Progesterone up-regulates the JNK pathway via GADD45α activation to inhibit progression of colonic carcinoma. (A) Heat map depicting progesterone-induced changes in the expression profile of genes that were assessed on the PCR microarray. Blue and red represent low and high gene expression levels in pinnae, respectively. (B) Selection of genes that were altered the most in SW620 cells. Genes are presented alphabetically.
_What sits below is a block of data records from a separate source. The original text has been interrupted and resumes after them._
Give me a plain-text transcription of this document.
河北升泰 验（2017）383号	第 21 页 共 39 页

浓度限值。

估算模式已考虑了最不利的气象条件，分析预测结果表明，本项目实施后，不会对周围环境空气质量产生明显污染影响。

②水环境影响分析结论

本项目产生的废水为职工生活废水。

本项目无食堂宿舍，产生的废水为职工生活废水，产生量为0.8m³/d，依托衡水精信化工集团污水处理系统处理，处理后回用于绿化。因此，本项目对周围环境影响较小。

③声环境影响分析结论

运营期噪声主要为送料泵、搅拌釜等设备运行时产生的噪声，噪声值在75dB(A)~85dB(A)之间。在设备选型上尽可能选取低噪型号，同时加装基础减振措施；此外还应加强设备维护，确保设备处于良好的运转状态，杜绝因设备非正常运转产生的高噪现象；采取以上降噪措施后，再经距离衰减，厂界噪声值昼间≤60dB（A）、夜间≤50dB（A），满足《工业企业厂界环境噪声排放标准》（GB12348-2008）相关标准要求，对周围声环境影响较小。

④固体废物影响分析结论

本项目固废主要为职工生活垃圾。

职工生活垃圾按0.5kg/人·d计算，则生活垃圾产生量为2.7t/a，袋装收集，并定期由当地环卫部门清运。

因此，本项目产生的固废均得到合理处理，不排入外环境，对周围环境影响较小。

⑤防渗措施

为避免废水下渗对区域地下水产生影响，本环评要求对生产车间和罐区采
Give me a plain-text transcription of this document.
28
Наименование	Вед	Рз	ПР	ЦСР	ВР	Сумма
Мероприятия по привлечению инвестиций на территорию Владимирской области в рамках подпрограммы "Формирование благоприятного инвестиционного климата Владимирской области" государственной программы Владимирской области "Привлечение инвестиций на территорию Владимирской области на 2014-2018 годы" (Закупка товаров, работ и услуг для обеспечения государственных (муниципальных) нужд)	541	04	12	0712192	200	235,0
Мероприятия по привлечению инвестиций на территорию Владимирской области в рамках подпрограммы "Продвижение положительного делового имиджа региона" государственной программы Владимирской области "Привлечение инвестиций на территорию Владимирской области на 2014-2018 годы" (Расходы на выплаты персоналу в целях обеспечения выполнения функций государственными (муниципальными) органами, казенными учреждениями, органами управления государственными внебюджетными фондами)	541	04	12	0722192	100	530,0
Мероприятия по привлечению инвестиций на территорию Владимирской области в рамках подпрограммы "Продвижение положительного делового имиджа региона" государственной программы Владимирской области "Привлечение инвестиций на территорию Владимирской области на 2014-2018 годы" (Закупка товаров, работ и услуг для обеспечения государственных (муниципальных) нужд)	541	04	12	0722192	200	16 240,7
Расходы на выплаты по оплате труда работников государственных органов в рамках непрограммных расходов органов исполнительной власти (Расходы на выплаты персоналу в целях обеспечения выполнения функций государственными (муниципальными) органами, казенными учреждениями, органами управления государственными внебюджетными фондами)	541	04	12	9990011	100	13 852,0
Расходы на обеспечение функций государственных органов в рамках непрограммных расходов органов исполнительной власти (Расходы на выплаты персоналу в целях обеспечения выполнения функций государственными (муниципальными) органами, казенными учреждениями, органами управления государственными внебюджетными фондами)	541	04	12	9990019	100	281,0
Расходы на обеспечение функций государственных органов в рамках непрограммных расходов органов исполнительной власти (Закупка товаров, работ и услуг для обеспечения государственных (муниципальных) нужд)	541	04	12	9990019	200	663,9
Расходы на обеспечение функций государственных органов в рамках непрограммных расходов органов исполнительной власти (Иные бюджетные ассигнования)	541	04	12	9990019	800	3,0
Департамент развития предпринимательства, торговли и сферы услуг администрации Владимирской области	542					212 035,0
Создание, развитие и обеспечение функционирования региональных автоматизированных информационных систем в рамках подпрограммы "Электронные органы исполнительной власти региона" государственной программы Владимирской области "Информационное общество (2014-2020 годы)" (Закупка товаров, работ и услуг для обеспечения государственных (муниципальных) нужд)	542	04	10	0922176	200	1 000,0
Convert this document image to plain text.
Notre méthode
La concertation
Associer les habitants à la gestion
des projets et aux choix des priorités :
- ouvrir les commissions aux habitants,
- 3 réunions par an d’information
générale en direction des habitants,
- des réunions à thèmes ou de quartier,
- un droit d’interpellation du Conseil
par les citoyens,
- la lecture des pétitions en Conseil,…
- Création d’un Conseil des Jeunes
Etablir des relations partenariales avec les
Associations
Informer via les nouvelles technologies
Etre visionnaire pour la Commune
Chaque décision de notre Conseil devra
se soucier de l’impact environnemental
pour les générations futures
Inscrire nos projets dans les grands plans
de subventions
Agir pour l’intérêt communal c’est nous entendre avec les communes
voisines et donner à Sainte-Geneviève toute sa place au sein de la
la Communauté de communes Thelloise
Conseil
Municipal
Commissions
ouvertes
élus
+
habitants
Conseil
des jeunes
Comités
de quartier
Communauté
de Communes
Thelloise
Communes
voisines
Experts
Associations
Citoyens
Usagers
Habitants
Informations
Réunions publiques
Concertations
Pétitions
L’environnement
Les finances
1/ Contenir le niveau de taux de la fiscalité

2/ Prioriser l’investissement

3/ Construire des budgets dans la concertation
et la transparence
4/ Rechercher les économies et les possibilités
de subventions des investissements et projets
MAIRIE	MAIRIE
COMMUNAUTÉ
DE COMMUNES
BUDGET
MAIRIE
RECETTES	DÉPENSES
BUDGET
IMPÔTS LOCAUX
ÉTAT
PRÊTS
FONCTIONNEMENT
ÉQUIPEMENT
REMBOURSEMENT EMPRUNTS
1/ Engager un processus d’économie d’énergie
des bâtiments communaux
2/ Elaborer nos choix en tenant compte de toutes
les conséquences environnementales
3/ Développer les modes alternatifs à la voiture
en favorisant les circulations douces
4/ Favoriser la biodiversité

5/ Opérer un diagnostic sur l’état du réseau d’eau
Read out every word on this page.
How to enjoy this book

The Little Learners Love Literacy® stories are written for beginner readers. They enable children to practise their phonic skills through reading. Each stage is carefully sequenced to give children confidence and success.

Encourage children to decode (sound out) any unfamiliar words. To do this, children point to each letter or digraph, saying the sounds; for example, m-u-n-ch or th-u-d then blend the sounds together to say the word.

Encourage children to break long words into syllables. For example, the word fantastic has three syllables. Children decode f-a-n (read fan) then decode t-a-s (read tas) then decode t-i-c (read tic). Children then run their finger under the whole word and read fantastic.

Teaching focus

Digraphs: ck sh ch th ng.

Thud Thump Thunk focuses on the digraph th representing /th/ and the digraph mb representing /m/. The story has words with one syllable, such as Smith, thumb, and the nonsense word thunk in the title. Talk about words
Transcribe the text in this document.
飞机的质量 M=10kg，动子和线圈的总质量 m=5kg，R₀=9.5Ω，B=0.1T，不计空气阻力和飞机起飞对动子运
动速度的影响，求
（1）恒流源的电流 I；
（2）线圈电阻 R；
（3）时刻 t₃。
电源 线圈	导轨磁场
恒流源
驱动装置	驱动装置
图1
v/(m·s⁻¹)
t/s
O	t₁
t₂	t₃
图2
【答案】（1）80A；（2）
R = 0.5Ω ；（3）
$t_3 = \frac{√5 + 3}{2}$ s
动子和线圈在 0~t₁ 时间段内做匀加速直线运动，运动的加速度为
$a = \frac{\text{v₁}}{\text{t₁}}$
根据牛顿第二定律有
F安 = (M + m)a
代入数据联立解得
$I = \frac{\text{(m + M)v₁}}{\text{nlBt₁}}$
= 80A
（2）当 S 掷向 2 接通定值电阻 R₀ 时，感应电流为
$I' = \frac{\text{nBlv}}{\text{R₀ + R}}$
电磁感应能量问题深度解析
RT-PCR was used to investigate the effect of progesterone on proliferation-related genes such as c-Jun, JNK1, JNK2, GADD45α, P15, BAX, BCL2L1 and NCF1 in (C) SW620 and (D) LoVo cells Efficiency of knockdown GADD45α in (E) SW620 and (I) LoVo cells, respectively. Expression of GADD45α, JNK1, JNK2, c-Jun, BCL-2, and Ki67 in (F) SW620 and (J) LoVo cells was analysed using RT-PCR, and GADD45α, phosphorylation of JNK, JNK, c-Jun, BCL-2 and Ki67 in (G) SW620 and (K) LoVo cells were analysed using western blot. Relative expression of phosphorylation of JNK to total protein of JNK in (H) SW620 and (L) LoVo cells. *P<0.05, **P<0.01 and ***P<0.001 vs. control. GADD45α, growth arrest and DNA damage-inducible protein α; JNK, c-Jun N-terminal kinase; BCL-2, B cell lymphoma-2; NCF1, neutrophil cytosol factor 1.